In millet, the highest chlorophyll a content was found in plants under L4S, followed by a combination of L4C, L1S, and L3S (Figure 7A). Additionally, the highest chlorophyll b and total contents in millet were observed in plants grown under L1S, L3S, and L4S, which outperformed the other treatments in both characteristics, with particular emphasis on L4S regarding total chlorophyll content (Figure 7C,E).
Figure 7. Chlorophyll a, chlorophyll b, and total chlorophyll content in millet (A,C,E) and sorghum (B,D,F) plants, grown as hydroponic green fodder, under different lighting conditions and nicotinamide applications. L1 = increased full spectrum LED; L2 = ultraviolet LED; L3 = red LED; L4 = blue LED; C = with nicotinamide; S = without nicotinamide; bars represent the treatment mean ± standard error; different letters above the mean bars indicate significant difference by the Scott–Knott test at 5% probability.
For sorghum, L4S yielded superior results for chlorophyll a and total chlorophyll contents, while L2S resulted in increased chlorophyll b contents (Figure 7B,D,F). Moreover, L1C was found to be the treatment where the plants exhibited the lowest levels of chlorophyll a, b, and total contents. In addition, only for plants grown under L3 was there no reduction in total chlorophyll content when nicotinamide was applied. These results were similar for carotenoid contents, with L4S, followed by L1S and L3S, resulting in higher levels of this pigment in millet plants (Figure 8A), while the treatments L2S, followed by L3C and L4S, promoted these levels in sorghum plants (Figure 8A).
Figure 8. Carotenoid content in millet (A) and sorghum (B) plants grown as hydroponic green fodder under different lighting conditions and nicotinamide applications. L1 = increased full spectrum LED; L2 = ultraviolet LED; L3 = red LED; L4 = blue LED; C = with nicotinamide; S = without nicotinamide; bars represent the treatment mean ± standard error; different letters above the mean bars indicate significant difference by the Scott–Knott test at 5% probability.
In millet, cultivation under L4S resulted in the highest levels of pheophytin a, b, and total, which was followed by the L3S treatment (Figure 9A,C,E). In addition, it was observed that the application of nicotinamide led to a reduction in total pheophytin under all light supplementation conditions (Figure 9E).

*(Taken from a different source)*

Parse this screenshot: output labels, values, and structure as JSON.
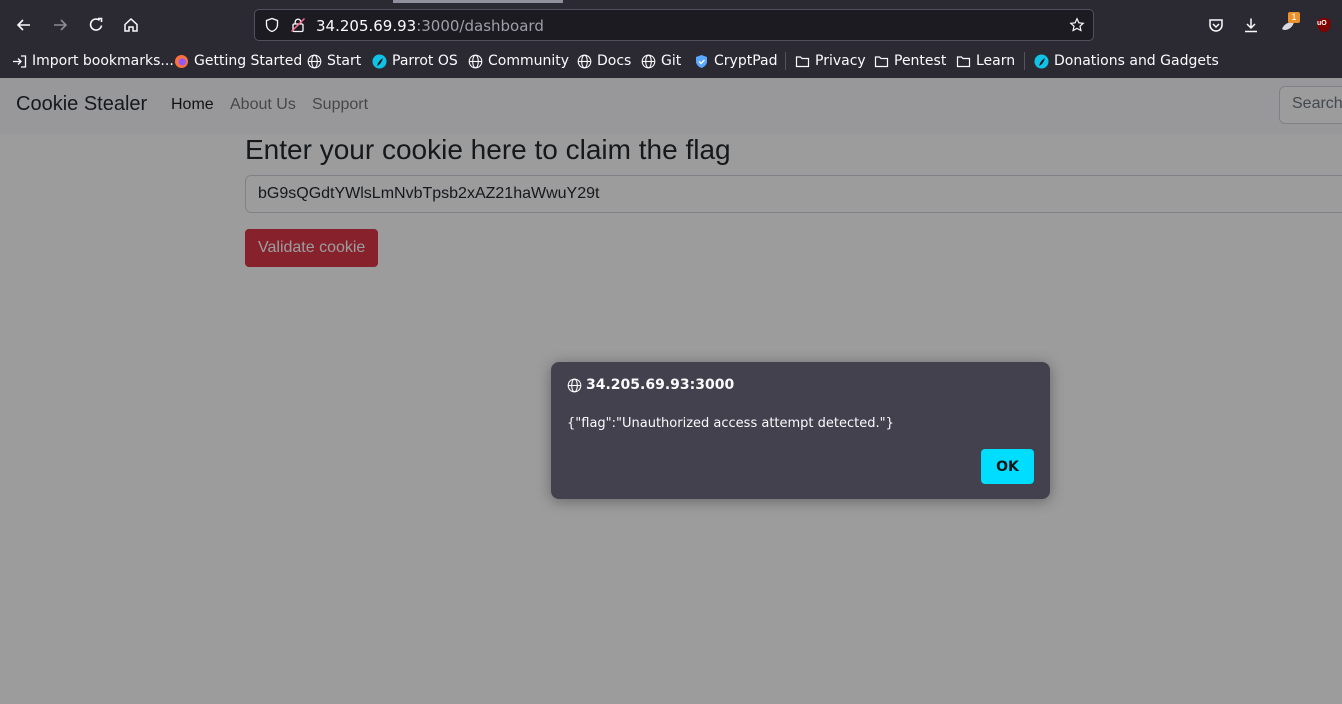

For sorghum, the highest levels of pheophytin a were obtained in L2S and L4S (Figure 9B), while L2S caused an increase in the levels of pheophytin b and total for this species, followed by L1S and L4S for pheophytin b, and L4S for total pheophytin (Figure 9D,F). Thus, similar to millet, nicotinamide resulted in a decrease in total pheophytin levels, except for plants grown under L3.

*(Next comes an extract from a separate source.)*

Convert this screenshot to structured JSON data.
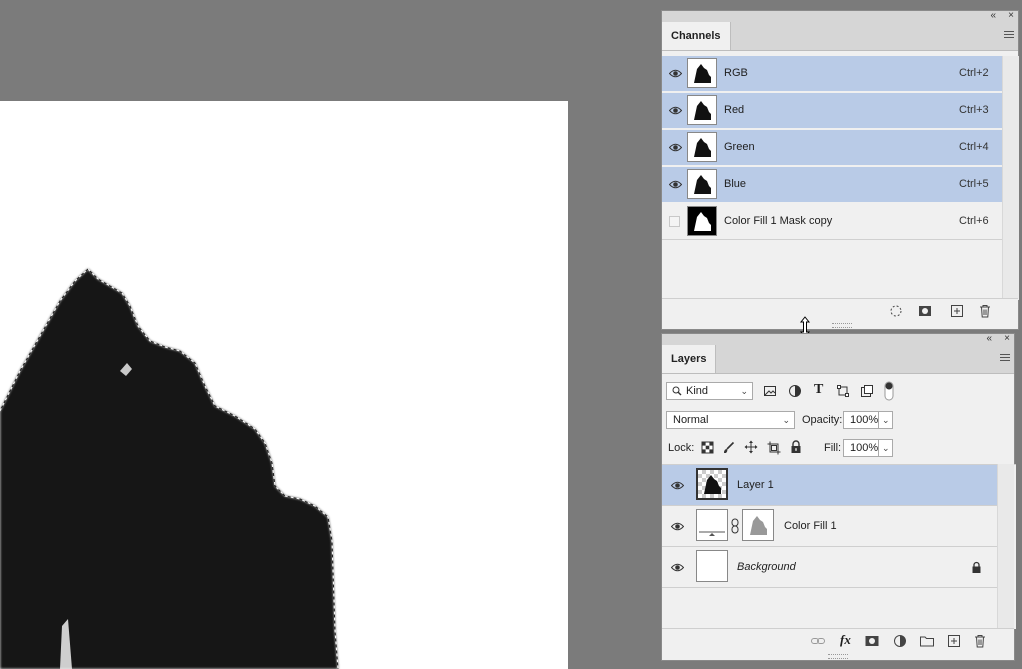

Figure 9. Pheophytin a, pheophytin b and total pheophytin content in millet (A,C,E) and sorghum (B,D,F) plants, grown as hydroponic green fodder, under different lighting conditions and nicotinamide applications. L1 = increased full spectrum LED; L2 = ultraviolet LED; L3 = red LED; L4 = blue LED; C = with nicotinamide; S = without nicotinamide; bars represent the treatment mean ± standard error; different letters above the mean bars indicate significant difference by the Scott–Knott test at 5% probability.

4. Discussion

4.1. Light Supplementation

Light energy is one of the indispensable factors for photosynthesis and, consequently, for the production of energy and accumulation of matter in plant organs [15]. The quality, intensity, and quantity of this light energy are involved in the regulation of growth, physiology, and other metabolic processes of plants [8]. In this sense, in indoor cultivation conditions, there is a need to adapt the system to meet the plants’ demand for light, which can be achieved using lamps with different wavelengths. Artificial lighting enables control over the intensity and quality of light energy that reaches plants, facilitating a range of morphophysiological responses, such as enhancing growth speed and the production of secondary metabolism compounds [16]. This can assist in producing materials with various characteristics, tailored to the needs of the producer or a specific market, as seen in the case of hydroponic green fodder.
As verified in the present study (Figure 4A,B), the use of monochromatic and ultraviolet lights can drastically reduce the production of fresh matter in cultivated plants, resulting from the reduced expansion of aerial organs [16]. This effect arises from the inability of plants to process all the energy received during supplementation, which implies the need to dissipate this excess energy in the form of heat, thereby reducing the quantum yield of electron transport, as well as the maximum quantum yield of primary photochemistry [17,18].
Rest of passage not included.